Non-asymptotic Global Convergence Analysis of BFGS with the Armijo-Wolfe Line Search

TL;DR

This paper provides the first explicit non-asymptotic global convergence rates for BFGS with Armijo-Wolfe line search, including linear and superlinear rates, applicable from any starting point and initial Hessian approximation.

Contribution

It establishes the first global complexity bounds for BFGS with Armijo-Wolfe line search, detailing convergence rates and step size selection mechanisms.

Findings

BFGS achieves a linear convergence rate of (1 - 1/κ)^t for strongly convex functions.

BFGS with Armijo-Wolfe line search attains a convergence rate depending only on line search parameters.

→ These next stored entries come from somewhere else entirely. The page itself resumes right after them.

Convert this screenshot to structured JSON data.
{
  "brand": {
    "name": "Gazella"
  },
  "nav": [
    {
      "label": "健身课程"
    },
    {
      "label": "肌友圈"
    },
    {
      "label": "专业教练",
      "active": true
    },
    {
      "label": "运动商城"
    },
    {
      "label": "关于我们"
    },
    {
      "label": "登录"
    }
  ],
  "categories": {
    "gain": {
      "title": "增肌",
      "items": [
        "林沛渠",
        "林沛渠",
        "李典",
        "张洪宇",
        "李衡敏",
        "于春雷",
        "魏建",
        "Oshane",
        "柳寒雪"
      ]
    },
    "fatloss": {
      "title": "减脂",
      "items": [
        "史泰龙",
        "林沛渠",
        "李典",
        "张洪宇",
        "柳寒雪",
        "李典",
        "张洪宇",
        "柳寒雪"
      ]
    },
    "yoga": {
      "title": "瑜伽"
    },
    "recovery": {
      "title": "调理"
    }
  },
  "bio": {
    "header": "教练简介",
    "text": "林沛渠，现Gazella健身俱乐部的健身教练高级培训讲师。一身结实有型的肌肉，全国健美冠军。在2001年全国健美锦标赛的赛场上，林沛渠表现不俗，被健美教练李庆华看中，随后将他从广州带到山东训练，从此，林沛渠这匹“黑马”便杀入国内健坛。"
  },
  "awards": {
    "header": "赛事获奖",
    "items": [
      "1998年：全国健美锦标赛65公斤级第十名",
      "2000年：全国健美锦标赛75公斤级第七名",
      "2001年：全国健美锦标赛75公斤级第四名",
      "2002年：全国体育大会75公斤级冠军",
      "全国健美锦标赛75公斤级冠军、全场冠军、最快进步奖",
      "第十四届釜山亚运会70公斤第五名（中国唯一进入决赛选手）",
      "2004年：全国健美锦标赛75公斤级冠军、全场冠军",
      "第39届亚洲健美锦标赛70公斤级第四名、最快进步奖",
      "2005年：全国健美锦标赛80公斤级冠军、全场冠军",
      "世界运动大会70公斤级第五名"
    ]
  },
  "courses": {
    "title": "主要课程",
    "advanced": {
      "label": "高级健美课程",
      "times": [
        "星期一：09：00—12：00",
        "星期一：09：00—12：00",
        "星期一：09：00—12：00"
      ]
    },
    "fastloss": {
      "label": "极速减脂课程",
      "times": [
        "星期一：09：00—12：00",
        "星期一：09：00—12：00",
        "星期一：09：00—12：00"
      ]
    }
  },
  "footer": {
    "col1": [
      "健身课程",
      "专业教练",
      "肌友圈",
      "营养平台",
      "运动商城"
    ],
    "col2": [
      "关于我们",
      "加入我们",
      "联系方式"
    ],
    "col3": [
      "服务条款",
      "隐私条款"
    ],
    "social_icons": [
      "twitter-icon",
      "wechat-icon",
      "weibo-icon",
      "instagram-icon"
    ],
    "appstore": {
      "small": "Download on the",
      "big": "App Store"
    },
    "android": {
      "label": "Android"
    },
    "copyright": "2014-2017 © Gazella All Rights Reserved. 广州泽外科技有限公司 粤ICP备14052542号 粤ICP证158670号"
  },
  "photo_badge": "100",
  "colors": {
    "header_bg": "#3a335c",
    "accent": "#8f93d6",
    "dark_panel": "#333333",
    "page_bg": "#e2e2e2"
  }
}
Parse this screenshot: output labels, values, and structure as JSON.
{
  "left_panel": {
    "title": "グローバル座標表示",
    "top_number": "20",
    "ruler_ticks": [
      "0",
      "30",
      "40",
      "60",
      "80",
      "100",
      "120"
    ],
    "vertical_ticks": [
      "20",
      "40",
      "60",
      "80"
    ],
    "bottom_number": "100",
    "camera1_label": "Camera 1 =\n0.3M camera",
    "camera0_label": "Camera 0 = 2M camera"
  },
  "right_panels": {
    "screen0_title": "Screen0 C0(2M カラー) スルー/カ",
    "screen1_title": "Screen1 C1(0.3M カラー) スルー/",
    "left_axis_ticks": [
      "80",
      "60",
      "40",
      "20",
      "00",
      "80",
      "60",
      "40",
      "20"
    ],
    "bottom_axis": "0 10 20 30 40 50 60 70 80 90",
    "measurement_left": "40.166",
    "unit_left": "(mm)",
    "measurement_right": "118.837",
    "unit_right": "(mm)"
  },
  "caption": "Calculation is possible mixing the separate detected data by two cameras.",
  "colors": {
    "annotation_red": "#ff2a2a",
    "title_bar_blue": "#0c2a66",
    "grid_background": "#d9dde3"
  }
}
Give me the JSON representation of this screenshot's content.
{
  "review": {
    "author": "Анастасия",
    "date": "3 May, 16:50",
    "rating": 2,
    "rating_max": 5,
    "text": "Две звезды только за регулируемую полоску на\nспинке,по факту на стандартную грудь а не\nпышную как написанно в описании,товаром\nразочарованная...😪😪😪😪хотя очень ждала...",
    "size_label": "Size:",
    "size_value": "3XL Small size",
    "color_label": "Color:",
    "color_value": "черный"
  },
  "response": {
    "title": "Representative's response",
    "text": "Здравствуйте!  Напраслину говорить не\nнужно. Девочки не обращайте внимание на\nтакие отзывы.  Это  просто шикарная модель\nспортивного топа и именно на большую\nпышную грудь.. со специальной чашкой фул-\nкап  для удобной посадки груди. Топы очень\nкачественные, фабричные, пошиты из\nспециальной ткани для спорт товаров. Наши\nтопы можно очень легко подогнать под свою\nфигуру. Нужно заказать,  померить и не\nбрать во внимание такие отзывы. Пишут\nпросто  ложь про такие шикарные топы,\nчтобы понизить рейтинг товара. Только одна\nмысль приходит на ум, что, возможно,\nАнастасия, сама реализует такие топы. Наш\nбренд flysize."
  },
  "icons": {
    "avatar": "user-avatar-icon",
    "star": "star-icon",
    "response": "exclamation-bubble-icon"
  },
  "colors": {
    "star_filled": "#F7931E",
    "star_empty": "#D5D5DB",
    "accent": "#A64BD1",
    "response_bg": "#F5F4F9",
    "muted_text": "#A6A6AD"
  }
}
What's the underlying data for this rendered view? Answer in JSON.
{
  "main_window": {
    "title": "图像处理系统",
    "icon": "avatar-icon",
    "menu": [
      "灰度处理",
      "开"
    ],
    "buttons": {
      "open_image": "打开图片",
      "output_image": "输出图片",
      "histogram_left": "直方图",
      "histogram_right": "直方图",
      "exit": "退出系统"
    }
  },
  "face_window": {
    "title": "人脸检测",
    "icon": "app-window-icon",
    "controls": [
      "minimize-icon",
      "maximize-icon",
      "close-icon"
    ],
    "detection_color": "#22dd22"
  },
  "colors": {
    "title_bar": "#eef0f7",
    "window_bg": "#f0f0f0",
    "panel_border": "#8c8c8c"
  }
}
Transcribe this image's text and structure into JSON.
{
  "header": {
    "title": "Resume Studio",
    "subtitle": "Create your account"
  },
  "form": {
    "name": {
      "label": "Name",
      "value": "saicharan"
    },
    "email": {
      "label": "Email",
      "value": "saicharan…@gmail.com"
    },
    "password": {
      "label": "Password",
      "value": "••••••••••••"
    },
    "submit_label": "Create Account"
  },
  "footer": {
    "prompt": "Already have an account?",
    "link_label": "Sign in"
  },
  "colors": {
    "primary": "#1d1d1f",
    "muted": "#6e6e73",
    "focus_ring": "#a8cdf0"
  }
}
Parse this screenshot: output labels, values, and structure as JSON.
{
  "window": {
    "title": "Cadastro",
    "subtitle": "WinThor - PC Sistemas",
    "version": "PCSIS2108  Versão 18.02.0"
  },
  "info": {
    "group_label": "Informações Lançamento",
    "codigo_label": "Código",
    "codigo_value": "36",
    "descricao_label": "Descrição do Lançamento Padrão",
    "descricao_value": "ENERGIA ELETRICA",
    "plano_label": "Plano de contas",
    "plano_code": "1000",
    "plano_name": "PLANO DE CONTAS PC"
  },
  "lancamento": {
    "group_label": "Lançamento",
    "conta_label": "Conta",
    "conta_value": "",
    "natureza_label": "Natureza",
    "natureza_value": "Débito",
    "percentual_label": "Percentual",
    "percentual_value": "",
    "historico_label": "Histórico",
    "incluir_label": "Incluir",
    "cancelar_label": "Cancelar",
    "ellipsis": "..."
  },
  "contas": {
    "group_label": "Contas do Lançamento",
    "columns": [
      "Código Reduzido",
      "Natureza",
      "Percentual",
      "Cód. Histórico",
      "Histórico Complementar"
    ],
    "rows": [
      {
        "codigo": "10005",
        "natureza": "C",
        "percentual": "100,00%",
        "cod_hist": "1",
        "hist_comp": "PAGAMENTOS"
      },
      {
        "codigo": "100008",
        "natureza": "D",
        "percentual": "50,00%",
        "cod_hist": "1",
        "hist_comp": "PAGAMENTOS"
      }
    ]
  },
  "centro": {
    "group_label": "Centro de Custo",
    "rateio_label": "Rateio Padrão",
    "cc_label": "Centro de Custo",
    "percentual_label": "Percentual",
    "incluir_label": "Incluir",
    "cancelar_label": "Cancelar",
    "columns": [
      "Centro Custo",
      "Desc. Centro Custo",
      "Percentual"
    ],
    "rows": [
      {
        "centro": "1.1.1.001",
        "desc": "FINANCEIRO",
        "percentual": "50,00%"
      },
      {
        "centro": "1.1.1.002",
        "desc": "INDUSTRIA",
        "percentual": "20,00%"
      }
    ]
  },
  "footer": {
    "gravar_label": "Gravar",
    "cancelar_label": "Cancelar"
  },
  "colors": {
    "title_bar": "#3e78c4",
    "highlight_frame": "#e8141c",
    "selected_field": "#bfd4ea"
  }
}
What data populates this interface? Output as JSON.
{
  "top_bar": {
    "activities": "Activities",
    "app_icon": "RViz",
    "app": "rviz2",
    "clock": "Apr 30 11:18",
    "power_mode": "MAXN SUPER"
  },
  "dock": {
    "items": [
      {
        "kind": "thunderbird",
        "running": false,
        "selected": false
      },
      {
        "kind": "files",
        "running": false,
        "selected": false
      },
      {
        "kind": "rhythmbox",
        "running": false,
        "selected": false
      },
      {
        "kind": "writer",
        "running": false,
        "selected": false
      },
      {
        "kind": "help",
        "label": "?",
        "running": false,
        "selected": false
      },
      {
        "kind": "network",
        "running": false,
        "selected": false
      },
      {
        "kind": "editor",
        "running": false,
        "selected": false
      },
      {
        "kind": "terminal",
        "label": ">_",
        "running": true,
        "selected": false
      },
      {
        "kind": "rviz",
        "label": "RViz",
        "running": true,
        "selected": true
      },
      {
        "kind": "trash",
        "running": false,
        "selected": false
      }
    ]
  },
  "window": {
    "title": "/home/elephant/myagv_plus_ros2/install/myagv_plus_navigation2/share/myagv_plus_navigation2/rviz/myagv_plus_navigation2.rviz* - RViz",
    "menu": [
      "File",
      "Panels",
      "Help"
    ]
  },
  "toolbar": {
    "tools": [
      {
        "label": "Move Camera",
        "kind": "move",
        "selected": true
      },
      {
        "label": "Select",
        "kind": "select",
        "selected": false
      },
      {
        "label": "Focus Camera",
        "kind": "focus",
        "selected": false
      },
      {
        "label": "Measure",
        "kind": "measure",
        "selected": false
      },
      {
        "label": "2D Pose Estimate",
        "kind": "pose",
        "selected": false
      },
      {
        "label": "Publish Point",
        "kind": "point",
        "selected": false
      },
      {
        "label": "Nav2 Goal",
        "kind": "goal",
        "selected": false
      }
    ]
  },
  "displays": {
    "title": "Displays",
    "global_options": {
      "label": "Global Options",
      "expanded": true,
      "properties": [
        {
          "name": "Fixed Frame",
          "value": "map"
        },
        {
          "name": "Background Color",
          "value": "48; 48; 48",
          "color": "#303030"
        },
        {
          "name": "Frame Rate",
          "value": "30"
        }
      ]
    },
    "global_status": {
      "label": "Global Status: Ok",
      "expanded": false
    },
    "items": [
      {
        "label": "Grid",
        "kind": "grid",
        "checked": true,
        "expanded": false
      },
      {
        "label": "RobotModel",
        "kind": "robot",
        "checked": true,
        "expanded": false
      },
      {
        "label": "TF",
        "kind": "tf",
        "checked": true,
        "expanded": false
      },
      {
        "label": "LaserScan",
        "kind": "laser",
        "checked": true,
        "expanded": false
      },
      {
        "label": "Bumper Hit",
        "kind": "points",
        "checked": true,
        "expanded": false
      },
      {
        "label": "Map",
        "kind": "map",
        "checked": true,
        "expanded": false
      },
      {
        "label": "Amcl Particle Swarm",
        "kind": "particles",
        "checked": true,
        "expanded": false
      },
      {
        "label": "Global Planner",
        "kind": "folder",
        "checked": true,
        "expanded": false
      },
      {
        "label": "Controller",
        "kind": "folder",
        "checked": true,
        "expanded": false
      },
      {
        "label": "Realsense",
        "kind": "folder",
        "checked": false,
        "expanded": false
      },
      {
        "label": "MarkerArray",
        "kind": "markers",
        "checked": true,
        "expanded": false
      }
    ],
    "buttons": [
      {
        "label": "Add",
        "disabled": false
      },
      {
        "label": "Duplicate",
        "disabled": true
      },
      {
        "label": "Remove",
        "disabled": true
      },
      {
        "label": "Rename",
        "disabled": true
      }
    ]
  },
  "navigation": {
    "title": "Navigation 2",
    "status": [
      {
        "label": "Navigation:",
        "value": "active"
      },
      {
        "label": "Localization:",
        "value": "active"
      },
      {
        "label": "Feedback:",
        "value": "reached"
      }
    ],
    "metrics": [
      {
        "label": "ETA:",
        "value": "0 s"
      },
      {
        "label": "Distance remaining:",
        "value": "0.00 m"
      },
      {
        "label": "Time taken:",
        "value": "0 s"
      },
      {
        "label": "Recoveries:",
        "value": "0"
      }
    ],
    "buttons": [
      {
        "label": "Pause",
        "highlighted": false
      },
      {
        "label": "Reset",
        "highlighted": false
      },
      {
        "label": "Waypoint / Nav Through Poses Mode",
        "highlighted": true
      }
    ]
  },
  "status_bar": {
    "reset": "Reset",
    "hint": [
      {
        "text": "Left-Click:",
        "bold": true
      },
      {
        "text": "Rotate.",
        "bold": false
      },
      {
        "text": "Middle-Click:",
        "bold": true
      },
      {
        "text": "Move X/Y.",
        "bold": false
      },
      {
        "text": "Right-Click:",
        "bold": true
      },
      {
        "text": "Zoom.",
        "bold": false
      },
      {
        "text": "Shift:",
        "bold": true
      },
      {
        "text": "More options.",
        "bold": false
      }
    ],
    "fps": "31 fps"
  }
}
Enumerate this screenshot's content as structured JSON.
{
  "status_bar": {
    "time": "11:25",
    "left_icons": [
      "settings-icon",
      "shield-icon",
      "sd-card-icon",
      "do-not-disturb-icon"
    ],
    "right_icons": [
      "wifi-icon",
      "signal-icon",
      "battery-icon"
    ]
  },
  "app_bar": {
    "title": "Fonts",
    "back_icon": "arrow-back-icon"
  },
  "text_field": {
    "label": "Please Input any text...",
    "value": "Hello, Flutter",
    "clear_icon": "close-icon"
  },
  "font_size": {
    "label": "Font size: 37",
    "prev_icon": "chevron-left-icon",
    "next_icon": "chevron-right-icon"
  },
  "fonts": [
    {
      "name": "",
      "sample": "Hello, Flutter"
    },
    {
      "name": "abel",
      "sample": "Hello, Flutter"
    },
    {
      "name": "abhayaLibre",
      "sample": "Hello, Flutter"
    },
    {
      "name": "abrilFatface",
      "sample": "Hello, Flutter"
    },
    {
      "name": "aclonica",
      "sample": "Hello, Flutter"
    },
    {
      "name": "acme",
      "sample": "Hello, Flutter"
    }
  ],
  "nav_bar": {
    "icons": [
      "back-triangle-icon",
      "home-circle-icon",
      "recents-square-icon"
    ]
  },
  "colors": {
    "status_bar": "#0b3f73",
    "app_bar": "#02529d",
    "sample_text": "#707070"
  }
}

A global superlinear convergence rate of O((1/t)^t) is established.

Abstract

In this paper, we present the first explicit and non-asymptotic global convergence rates of the BFGS method when implemented with an inexact line search scheme satisfying the Armijo-Wolfe conditions. We show that BFGS achieves a global linear convergence rate of $(1 - \frac{1}{\kappa})^t$ for $\mu$-strongly convex functions with $L$-Lipschitz gradients, where $\kappa = \frac{L}{\mu}$ represents the condition number. Additionally, if the objective function's Hessian is Lipschitz, BFGS with the Armijo-Wolfe line search achieves a linear convergence rate that depends solely on the line search parameters, independent of the condition number. We also establish a global superlinear convergence rate of $\mathcal{O}((\frac{1}{t})^t)$. These global bounds are all valid for any starting point $x_0$ and any symmetric positive definite initial Hessian approximation matrix $B_0$, though the choice of $B_0$ impacts the number of iterations needed to achieve these rates. By synthesizing these results, we outline the first global complexity characterization of BFGS with the Armijo-Wolfe line search. Additionally, we clearly define a mechanism for selecting the step size to satisfy the Armijo-Wolfe conditions and characterize its overall complexity.